Où va l’enfance quand un adolescent grandit et devient un adulte ? Quand il dit à son miroir, en le regardant dans les yeux : va-t’en, enfant, désormais je suis un adulte. Sait-on où le pauvre petit trouve refuge ?

Grâce aux licornes, qui chevauchent des millions de nuages pour venir les chercher, tous ces enfants vont vivre sur une île perdue. Gracieuses comme de petits chevaux, les licornes ont une corne sur le front ; certaines ont des ailes. Elles sont invisibles, sauf lorsqu’elles désirent qu’on les voit. Chaque fois qu’un adolescent ne veut plus de l’enfant qui est en lui, l’une d’elle chevauche des milliers de kilomètres, dans les airs, pour venir le chercher. La licorne prend l’enfant sur son dos, et pendant des jours et des nuits, elle chevauche les nuages, au-dessus des villes, des forêts et des océans, pour l’emmener sur l’île de l’enfance oubliée.

Très peu de gens connaissent l’existence de cette île d’exil. Gabrielle ignorait son existence, jusqu’au soir où on frappa à sa fenêtre alors qu’elle réfléchissait à sa table de travail.

Le travail de Gabrielle consiste à écrire, sur son ordinateur, des articles pour des journaux. Elle écrit presque tout le temps. Quand elle n’écrit pas, elle boit beaucoup d’alcool ; elle ne peut pas s’en empêcher. Avec ses vieux amis au restaurant, elle boit. Seule dans son petit appartement du dix-septième étage, elle boit. Du cognac et de l’armagnac, du vin, de la bière, et du whisky. Elle n’arrive pas à s’arrêter. De temps en temps, elle se sert un petit verre, et décide que ce sera le dernier verre d’alcool de sa vie. Une journée passe. Le soir suivant, avec un soupir, elle se ressert un petit verre en murmurant : c’est raté pour cette fois. Je n’ai pas arrêté.

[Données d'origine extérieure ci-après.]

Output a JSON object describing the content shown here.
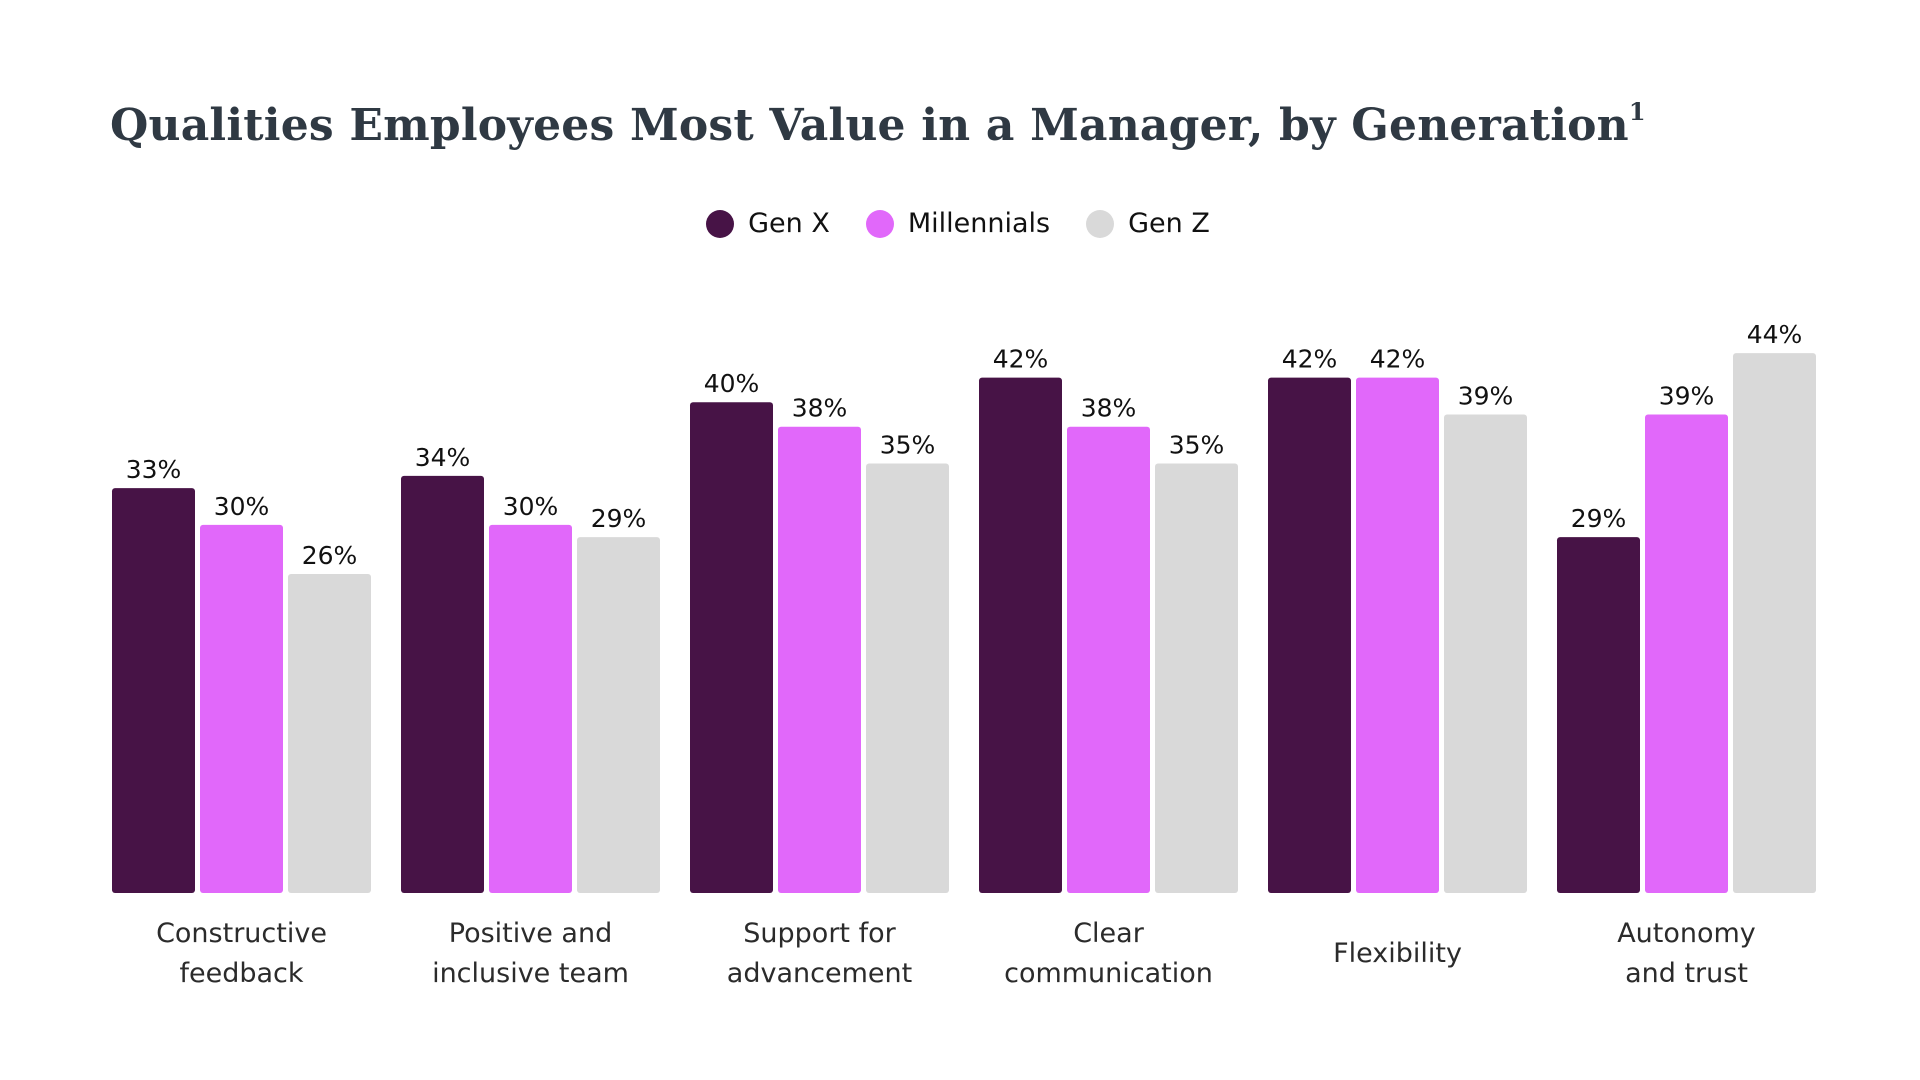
{
  "colors": {
    "gen_x": "#471346",
    "millennials": "#e168fa",
    "gen_z": "#d9d9d9",
    "title": "#2f3943"
  },
  "chart_data": {
    "type": "bar",
    "title": "Qualities Employees Most Value in a Manager, by Generation",
    "title_superscript": "1",
    "categories": [
      [
        "Constructive",
        "feedback"
      ],
      [
        "Positive and",
        "inclusive team"
      ],
      [
        "Support for",
        "advancement"
      ],
      [
        "Clear",
        "communication"
      ],
      [
        "Flexibility"
      ],
      [
        "Autonomy",
        "and trust"
      ]
    ],
    "series": [
      {
        "name": "Gen X",
        "color": "#471346",
        "values": [
          33,
          34,
          40,
          42,
          42,
          29
        ]
      },
      {
        "name": "Millennials",
        "color": "#e168fa",
        "values": [
          30,
          30,
          38,
          38,
          42,
          39
        ]
      },
      {
        "name": "Gen Z",
        "color": "#d9d9d9",
        "values": [
          26,
          29,
          35,
          35,
          39,
          44
        ]
      }
    ],
    "value_suffix": "%",
    "ylim": [
      0,
      44
    ],
    "grid": false,
    "legend": "top-center",
    "xlabel": "",
    "ylabel": ""
  }
}
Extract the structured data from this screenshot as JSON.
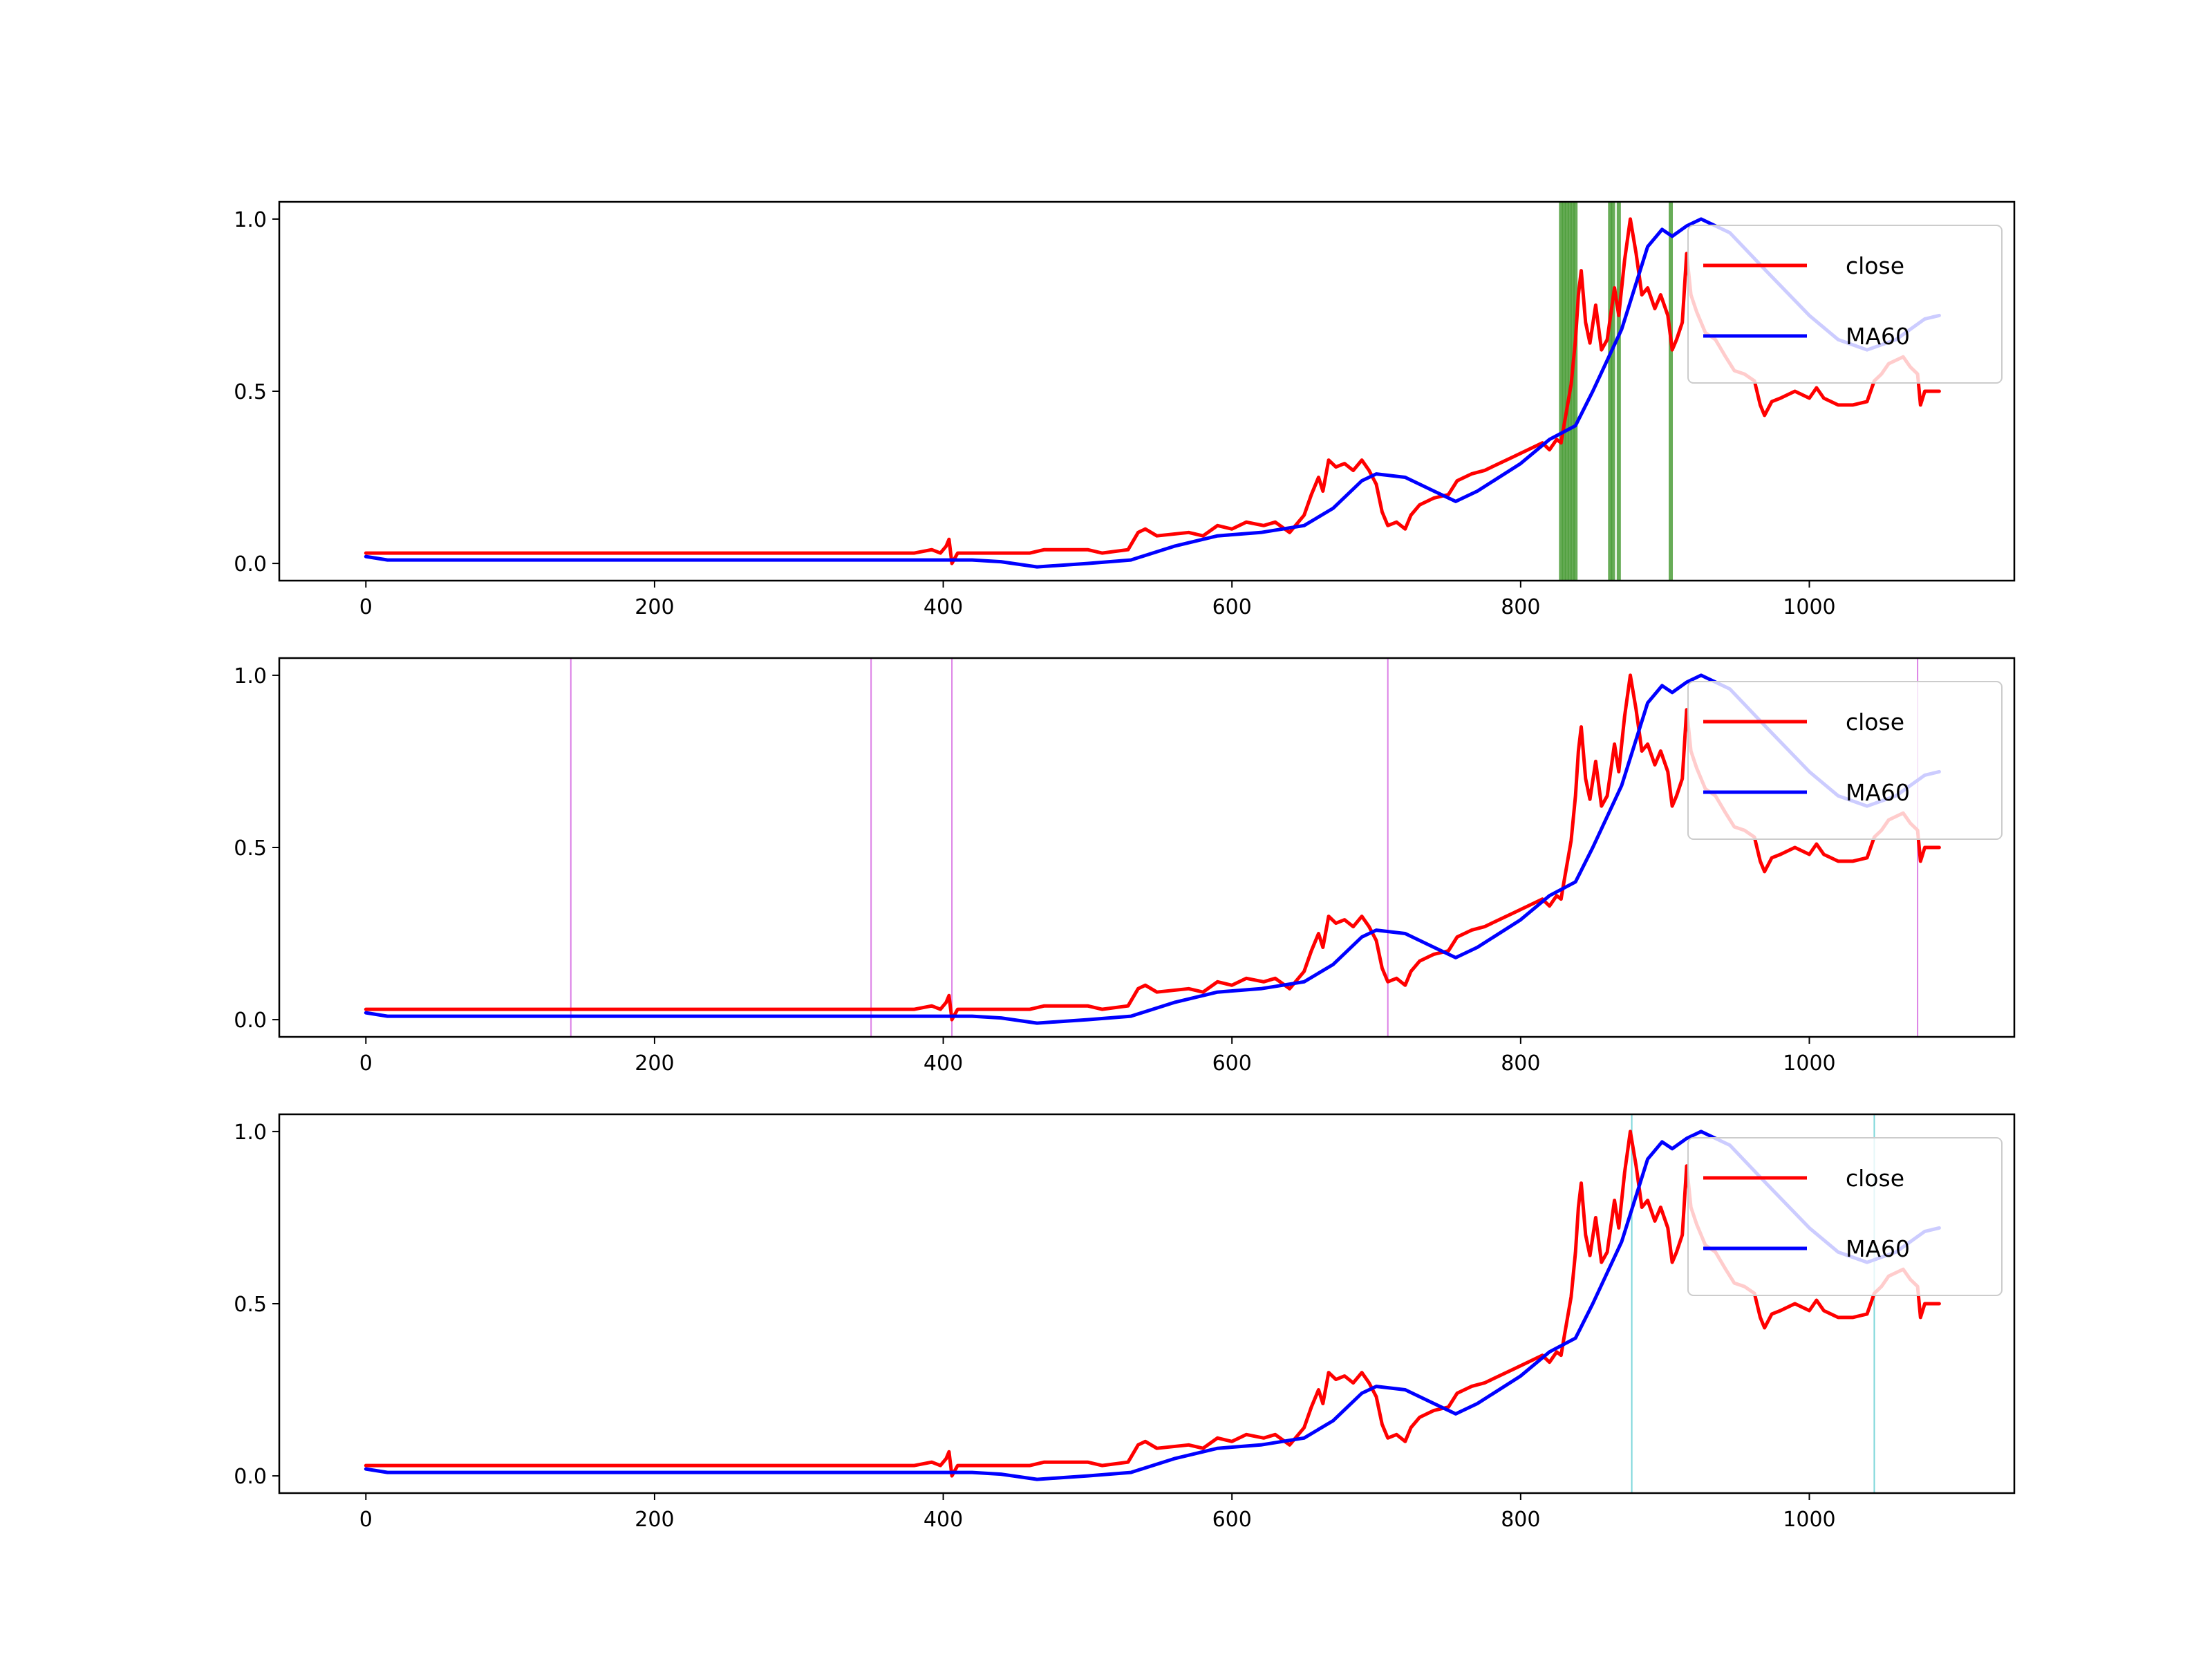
{
  "chart_data": [
    {
      "type": "line",
      "xlim": [
        -60,
        1142
      ],
      "ylim": [
        -0.05,
        1.05
      ],
      "xticks": [
        0,
        200,
        400,
        600,
        800,
        1000
      ],
      "xtick_labels": [
        "0",
        "200",
        "400",
        "600",
        "800",
        "1000"
      ],
      "yticks": [
        0.0,
        0.5,
        1.0
      ],
      "ytick_labels": [
        "0.0",
        "0.5",
        "1.0"
      ],
      "grid": false,
      "legend": "upper right",
      "highlight_color": "#4c9e3a",
      "highlight_x": [
        828,
        830,
        832,
        834,
        836,
        838,
        862,
        864,
        868,
        904
      ],
      "series": [
        {
          "name": "close",
          "color": "#ff0000"
        },
        {
          "name": "MA60",
          "color": "#0000ff"
        }
      ]
    },
    {
      "type": "line",
      "xlim": [
        -60,
        1142
      ],
      "ylim": [
        -0.05,
        1.05
      ],
      "xticks": [
        0,
        200,
        400,
        600,
        800,
        1000
      ],
      "xtick_labels": [
        "0",
        "200",
        "400",
        "600",
        "800",
        "1000"
      ],
      "yticks": [
        0.0,
        0.5,
        1.0
      ],
      "ytick_labels": [
        "0.0",
        "0.5",
        "1.0"
      ],
      "grid": false,
      "legend": "upper right",
      "highlight_color": "#d873e3",
      "highlight_x": [
        142,
        350,
        406,
        708,
        1075
      ],
      "series": [
        {
          "name": "close",
          "color": "#ff0000"
        },
        {
          "name": "MA60",
          "color": "#0000ff"
        }
      ]
    },
    {
      "type": "line",
      "xlim": [
        -60,
        1142
      ],
      "ylim": [
        -0.05,
        1.05
      ],
      "xticks": [
        0,
        200,
        400,
        600,
        800,
        1000
      ],
      "xtick_labels": [
        "0",
        "200",
        "400",
        "600",
        "800",
        "1000"
      ],
      "yticks": [
        0.0,
        0.5,
        1.0
      ],
      "ytick_labels": [
        "0.0",
        "0.5",
        "1.0"
      ],
      "grid": false,
      "legend": "upper right",
      "highlight_color": "#6fd3d6",
      "highlight_x": [
        877,
        1045
      ],
      "series": [
        {
          "name": "close",
          "color": "#ff0000"
        },
        {
          "name": "MA60",
          "color": "#0000ff"
        }
      ]
    }
  ],
  "series_values": {
    "close": [
      [
        0,
        0.03
      ],
      [
        380,
        0.03
      ],
      [
        392,
        0.04
      ],
      [
        398,
        0.03
      ],
      [
        402,
        0.05
      ],
      [
        404,
        0.07
      ],
      [
        406,
        0.0
      ],
      [
        410,
        0.03
      ],
      [
        460,
        0.03
      ],
      [
        470,
        0.04
      ],
      [
        500,
        0.04
      ],
      [
        510,
        0.03
      ],
      [
        528,
        0.04
      ],
      [
        535,
        0.09
      ],
      [
        540,
        0.1
      ],
      [
        548,
        0.08
      ],
      [
        570,
        0.09
      ],
      [
        580,
        0.08
      ],
      [
        590,
        0.11
      ],
      [
        600,
        0.1
      ],
      [
        610,
        0.12
      ],
      [
        622,
        0.11
      ],
      [
        630,
        0.12
      ],
      [
        640,
        0.09
      ],
      [
        650,
        0.14
      ],
      [
        655,
        0.2
      ],
      [
        660,
        0.25
      ],
      [
        663,
        0.21
      ],
      [
        667,
        0.3
      ],
      [
        672,
        0.28
      ],
      [
        678,
        0.29
      ],
      [
        684,
        0.27
      ],
      [
        690,
        0.3
      ],
      [
        695,
        0.27
      ],
      [
        700,
        0.23
      ],
      [
        704,
        0.15
      ],
      [
        708,
        0.11
      ],
      [
        714,
        0.12
      ],
      [
        720,
        0.1
      ],
      [
        724,
        0.14
      ],
      [
        730,
        0.17
      ],
      [
        740,
        0.19
      ],
      [
        750,
        0.2
      ],
      [
        756,
        0.24
      ],
      [
        766,
        0.26
      ],
      [
        775,
        0.27
      ],
      [
        785,
        0.29
      ],
      [
        795,
        0.31
      ],
      [
        805,
        0.33
      ],
      [
        815,
        0.35
      ],
      [
        820,
        0.33
      ],
      [
        825,
        0.36
      ],
      [
        828,
        0.35
      ],
      [
        830,
        0.4
      ],
      [
        835,
        0.52
      ],
      [
        838,
        0.65
      ],
      [
        840,
        0.78
      ],
      [
        842,
        0.85
      ],
      [
        845,
        0.7
      ],
      [
        848,
        0.64
      ],
      [
        852,
        0.75
      ],
      [
        856,
        0.62
      ],
      [
        860,
        0.65
      ],
      [
        865,
        0.8
      ],
      [
        868,
        0.72
      ],
      [
        872,
        0.88
      ],
      [
        876,
        1.0
      ],
      [
        880,
        0.9
      ],
      [
        884,
        0.78
      ],
      [
        888,
        0.8
      ],
      [
        893,
        0.74
      ],
      [
        897,
        0.78
      ],
      [
        902,
        0.72
      ],
      [
        905,
        0.62
      ],
      [
        908,
        0.65
      ],
      [
        912,
        0.7
      ],
      [
        915,
        0.9
      ],
      [
        918,
        0.78
      ],
      [
        922,
        0.73
      ],
      [
        928,
        0.67
      ],
      [
        935,
        0.65
      ],
      [
        942,
        0.6
      ],
      [
        948,
        0.56
      ],
      [
        955,
        0.55
      ],
      [
        962,
        0.53
      ],
      [
        966,
        0.46
      ],
      [
        969,
        0.43
      ],
      [
        974,
        0.47
      ],
      [
        980,
        0.48
      ],
      [
        990,
        0.5
      ],
      [
        1000,
        0.48
      ],
      [
        1005,
        0.51
      ],
      [
        1010,
        0.48
      ],
      [
        1020,
        0.46
      ],
      [
        1030,
        0.46
      ],
      [
        1040,
        0.47
      ],
      [
        1045,
        0.53
      ],
      [
        1050,
        0.55
      ],
      [
        1055,
        0.58
      ],
      [
        1065,
        0.6
      ],
      [
        1070,
        0.57
      ],
      [
        1075,
        0.55
      ],
      [
        1077,
        0.46
      ],
      [
        1080,
        0.5
      ],
      [
        1090,
        0.5
      ]
    ],
    "MA60": [
      [
        0,
        0.02
      ],
      [
        15,
        0.01
      ],
      [
        350,
        0.01
      ],
      [
        420,
        0.01
      ],
      [
        440,
        0.005
      ],
      [
        465,
        -0.01
      ],
      [
        500,
        0.0
      ],
      [
        530,
        0.01
      ],
      [
        560,
        0.05
      ],
      [
        590,
        0.08
      ],
      [
        620,
        0.09
      ],
      [
        650,
        0.11
      ],
      [
        670,
        0.16
      ],
      [
        690,
        0.24
      ],
      [
        700,
        0.26
      ],
      [
        720,
        0.25
      ],
      [
        740,
        0.21
      ],
      [
        755,
        0.18
      ],
      [
        770,
        0.21
      ],
      [
        800,
        0.29
      ],
      [
        820,
        0.36
      ],
      [
        838,
        0.4
      ],
      [
        850,
        0.5
      ],
      [
        870,
        0.68
      ],
      [
        888,
        0.92
      ],
      [
        898,
        0.97
      ],
      [
        905,
        0.95
      ],
      [
        915,
        0.98
      ],
      [
        925,
        1.0
      ],
      [
        945,
        0.96
      ],
      [
        970,
        0.85
      ],
      [
        1000,
        0.72
      ],
      [
        1020,
        0.65
      ],
      [
        1040,
        0.62
      ],
      [
        1060,
        0.65
      ],
      [
        1080,
        0.71
      ],
      [
        1090,
        0.72
      ]
    ]
  }
}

Ce soir-là, elle travaillait à sa petite table de bois, en sirotant de l’armagnac, lorsqu’on frappa à sa fenêtre. Comme elle habitait au dix-septième étage d’un immeuble en béton, elle sursauta. Comment avait-on pu grimper si haut ? Apeurée, elle releva les yeux. Quelle ne fut pas sa surprise lorsqu’elle vit, en suspension devant la vitre, une petite fille qui la regardait, assise sur une licorne volante.

Elle demeura quelques instants hébétée. Son regard oscillait entre les yeux de la fillette et ceux de la licorne. Elle crut qu’elle rêvait. La licorne voletait autour de la vitre, avec de très beaux mouvements d’ailes, chevauchée par l’enfant aux grands yeux. Gabrielle renonça à comprendre. Elle alla ouvrir la fenêtre.

- Je suis folle, pensa-t-elle. Je le savais déjà, d’ailleurs.

Lorsque la fenêtre fut grande ouverte, la licorne vint poser ses pattes sur le rebord. L’enfant tenait sa crinière d’une main.

- Bonjour Gabi, fit l’enfant.

- Bonjour, répondit Gabrielle.

- Hhmmmouahw, dit doucement la licorne.

- Bonjour… Lui dit Gabrielle en lui passant la main sur son museau. La licorne ferma les yeux de contentement.

« Je pensais que les licornes n’existaient pas », songeait Gabrielle en frissonnant ; elle contemplait le vide qui s’étendait au-dessous de la licorne et de sa petite cavalière. Dix-sept étages ! En bas, la ville paraissait minuscule, comme une miniature.

- Entrez, dit Gabrielle en ouvrant grand la fenêtre.

La licorne donna un coup d’aile, et bientôt elle posait délicatement ses pattes sur le carrelage de la pièce. La petite fille se laissa glisser à terre.

- Merci Licorne, dit-elle à l’étrange animal en lui pinçant la barbiche.

La licorne frotta sa tête contre l’épaule de la fillette et alla s’allonger sur le canapé. Elle prenait toute la place du canapé. Elle se blottit contre les coussins, se gratta les pattes avec sa corne, et ferma les yeux. Elle s’endormit.

- Si mes amis voyaient cela ! pensait Gabrielle. Mais elle parvint à surmonter sa stupéfaction et se dit que l’enfant devait avoir soif. Elle regarda dans sa cuisine.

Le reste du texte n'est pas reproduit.